おかしくて死にそうだ。「貴子」だってきっと俺に絶望していて、すでにいかにこの場から立ち去ろうかということを考えはじめているに違いない。嫌うなら嫌うがいいさ。俺だっていつまでもあんたの初恋の人としてここにいるのは苦痛だ。

 そんな思いを逡巡させていると、舌戦の疲れもあってか、すっかりのどが渇いてしまった。俺はシンハビールの生を一気に飲み干し、ひと呼吸置いて続けた。

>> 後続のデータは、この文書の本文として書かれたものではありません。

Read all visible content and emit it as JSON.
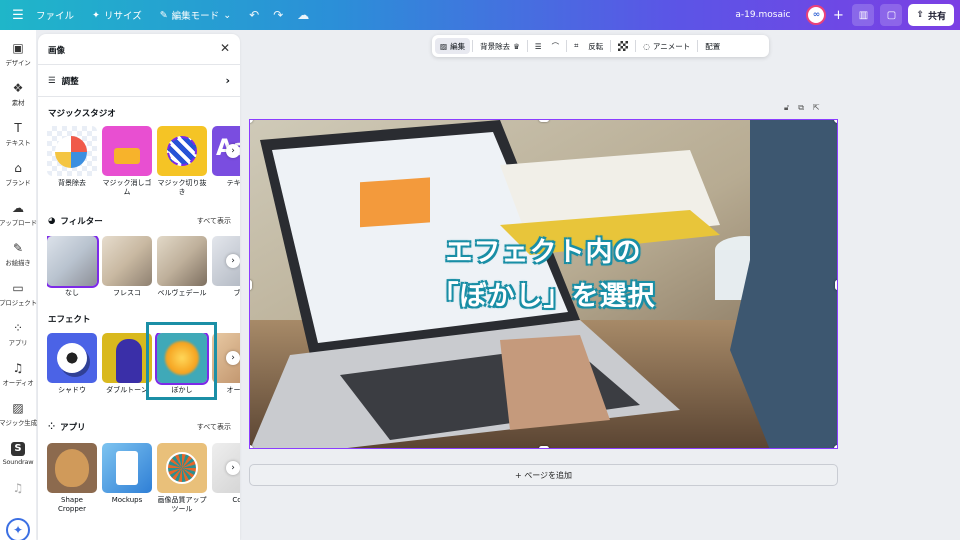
{
  "topbar": {
    "file": "ファイル",
    "resize": "リサイズ",
    "edit_mode": "編集モード",
    "doc_name": "a-19.mosaic",
    "share": "共有"
  },
  "rail": [
    {
      "icon": "design-icon",
      "glyph": "▣",
      "label": "デザイン"
    },
    {
      "icon": "elements-icon",
      "glyph": "❖",
      "label": "素材"
    },
    {
      "icon": "text-icon",
      "glyph": "T",
      "label": "テキスト"
    },
    {
      "icon": "brand-icon",
      "glyph": "⌂",
      "label": "ブランド"
    },
    {
      "icon": "upload-icon",
      "glyph": "☁",
      "label": "アップロード"
    },
    {
      "icon": "draw-icon",
      "glyph": "✎",
      "label": "お絵描き"
    },
    {
      "icon": "project-icon",
      "glyph": "▭",
      "label": "プロジェクト"
    },
    {
      "icon": "apps-icon",
      "glyph": "⁘",
      "label": "アプリ"
    },
    {
      "icon": "audio-icon",
      "glyph": "♫",
      "label": "オーディオ"
    },
    {
      "icon": "magic-gen-icon",
      "glyph": "▨",
      "label": "マジック生成"
    },
    {
      "icon": "soundraw-icon",
      "glyph": "S",
      "label": "Soundraw"
    }
  ],
  "panel": {
    "title": "画像",
    "adjust": "調整",
    "magic_studio": {
      "title": "マジックスタジオ",
      "items": [
        "背景除去",
        "マジック消しゴム",
        "マジック切り抜き",
        "テキス"
      ]
    },
    "filters": {
      "title": "フィルター",
      "see_all": "すべて表示",
      "items": [
        "なし",
        "フレスコ",
        "ベルヴェデール",
        "ブ"
      ]
    },
    "effects": {
      "title": "エフェクト",
      "items": [
        "シャドウ",
        "ダブルトーン",
        "ぼかし",
        "オート"
      ]
    },
    "apps": {
      "title": "アプリ",
      "see_all": "すべて表示",
      "items": [
        "Shape Cropper",
        "Mockups",
        "画像品質アップツール",
        "Co"
      ]
    }
  },
  "context_toolbar": {
    "edit": "編集",
    "bg_remove": "背景除去",
    "flip": "反転",
    "animate": "アニメート",
    "position": "配置"
  },
  "canvas": {
    "overlay_line1": "エフェクト内の",
    "overlay_line2": "「ぼかし」を選択",
    "add_page": "+ ページを追加"
  },
  "colors": {
    "accent": "#7d2ae8",
    "annotation": "#1b8fa6"
  }
}
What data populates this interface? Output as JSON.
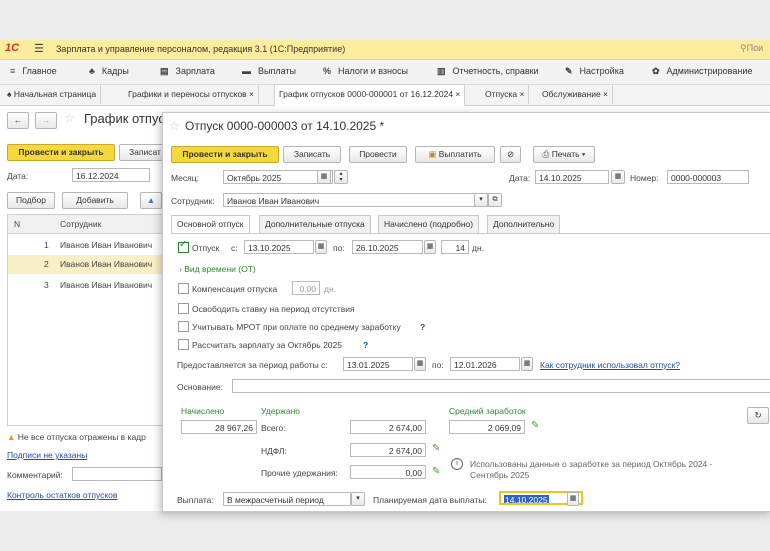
{
  "app": {
    "logo": "1С",
    "title": "Зарплата и управление персоналом, редакция 3.1  (1С:Предприятие)",
    "search_placeholder": "Пои"
  },
  "menu": [
    {
      "icon": "≡",
      "label": "Главное"
    },
    {
      "icon": "♣",
      "label": "Кадры"
    },
    {
      "icon": "▤",
      "label": "Зарплата"
    },
    {
      "icon": "▬",
      "label": "Выплаты"
    },
    {
      "icon": "%",
      "label": "Налоги и взносы"
    },
    {
      "icon": "▥",
      "label": "Отчетность, справки"
    },
    {
      "icon": "✎",
      "label": "Настройка"
    },
    {
      "icon": "✿",
      "label": "Администрирование"
    }
  ],
  "tabs": [
    {
      "label": "Начальная страница"
    },
    {
      "label": "Графики и переносы отпусков ×"
    },
    {
      "label": "График отпусков 0000-000001 от 16.12.2024 ×"
    },
    {
      "label": "Отпуска ×"
    },
    {
      "label": "Обслуживание ×"
    }
  ],
  "bg": {
    "title": "График отпус",
    "post_close": "Провести и закрыть",
    "record": "Записат",
    "date_label": "Дата:",
    "date_value": "16.12.2024",
    "pick": "Подбор",
    "add": "Добавить",
    "table_headers": [
      "N",
      "Сотрудник"
    ],
    "rows": [
      {
        "n": "1",
        "name": "Иванов Иван Иванович"
      },
      {
        "n": "2",
        "name": "Иванов Иван Иванович"
      },
      {
        "n": "3",
        "name": "Иванов Иван Иванович"
      }
    ],
    "warning": "Не все отпуска отражены в кадр",
    "signatures": "Подписи не указаны",
    "comment_label": "Комментарий:",
    "control_link": "Контроль остатков отпусков"
  },
  "modal": {
    "title": "Отпуск 0000-000003 от 14.10.2025 *",
    "post_close": "Провести и закрыть",
    "record": "Записать",
    "post": "Провести",
    "pay": "Выплатить",
    "print": "Печать",
    "month_label": "Месяц:",
    "month_value": "Октябрь 2025",
    "date_label": "Дата:",
    "date_value": "14.10.2025",
    "number_label": "Номер:",
    "number_value": "0000-000003",
    "employee_label": "Сотрудник:",
    "employee_value": "Иванов Иван Иванович",
    "form_tabs": [
      "Основной отпуск",
      "Дополнительные отпуска",
      "Начислено (подробно)",
      "Дополнительно"
    ],
    "vacation_label": "Отпуск",
    "from_label": "с:",
    "from_value": "13.10.2025",
    "to_label": "по:",
    "to_value": "26.10.2025",
    "days_value": "14",
    "days_unit": "дн.",
    "time_kind": "Вид времени (ОТ)",
    "compensation_label": "Компенсация отпуска",
    "compensation_value": "0,00",
    "compensation_unit": "дн.",
    "release_rate": "Освободить ставку на период отсутствия",
    "mrot": "Учитывать МРОТ при оплате по среднему заработку",
    "calc_salary": "Рассчитать зарплату за Октябрь 2025",
    "help_mark": "?",
    "period_label": "Предоставляется за период работы с:",
    "period_from": "13.01.2025",
    "period_to_label": "по:",
    "period_to": "12.01.2026",
    "period_link": "Как сотрудник использовал отпуск?",
    "basis_label": "Основание:",
    "accrued_label": "Начислено",
    "withheld_label": "Удержано",
    "avg_label": "Средний заработок",
    "accrued_value": "28 967,26",
    "total_label": "Всего:",
    "total_value": "2 674,00",
    "avg_value": "2 069,09",
    "ndfl_label": "НДФЛ:",
    "ndfl_value": "2 674,00",
    "other_label": "Прочие удержания:",
    "other_value": "0,00",
    "info_text_1": "Использованы данные о заработке за период Октябрь 2024 -",
    "info_text_2": "Сентябрь 2025",
    "payout_label": "Выплата:",
    "payout_value": "В межрасчетный период",
    "planned_label": "Планируемая дата выплаты:",
    "planned_value": "14.10.2025"
  }
}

「君も付き合えよ。初恋の人がいいと言ってるんだ」と「貴子」にビールをピッチャーからグラスに注いでやって勧めた。「貴子」も「イケルクチ」のようで、その飲みっぷりは男らしいとさえ思った。

「だから、リュウさん。もう逃げるのはやめにしよ」

「は?」

「リュウさんは知らないかもしれないけど、悦子先生はエッセイにこの二三年ずっと、お見合いの日に行方不明になったひとり息子、つまりはリュウさんのことばっかり書いて、心を痛めているの。マガイモノやイカサマ師のはびこるこのバンコクの街にいったい何があるって言うんですか?」

「ねぇ、『貴子さん』は俺の何?『悦子さん』の何?」

 と、言い切らないうちに、「貴子」が二人、「貴子」が四人、「貴子」が八人、「貴子」が十六人、「貴子」が三十二人、「貴子」が六十四人と目の前で増殖を始め、俺は呂律が回らなくなってきた。

 どうやらビールにハルシオンかなんかの強い睡眠薬を盛られたようだ。

 薬売りのこの俺が……

 そして視界はやがて暗転する。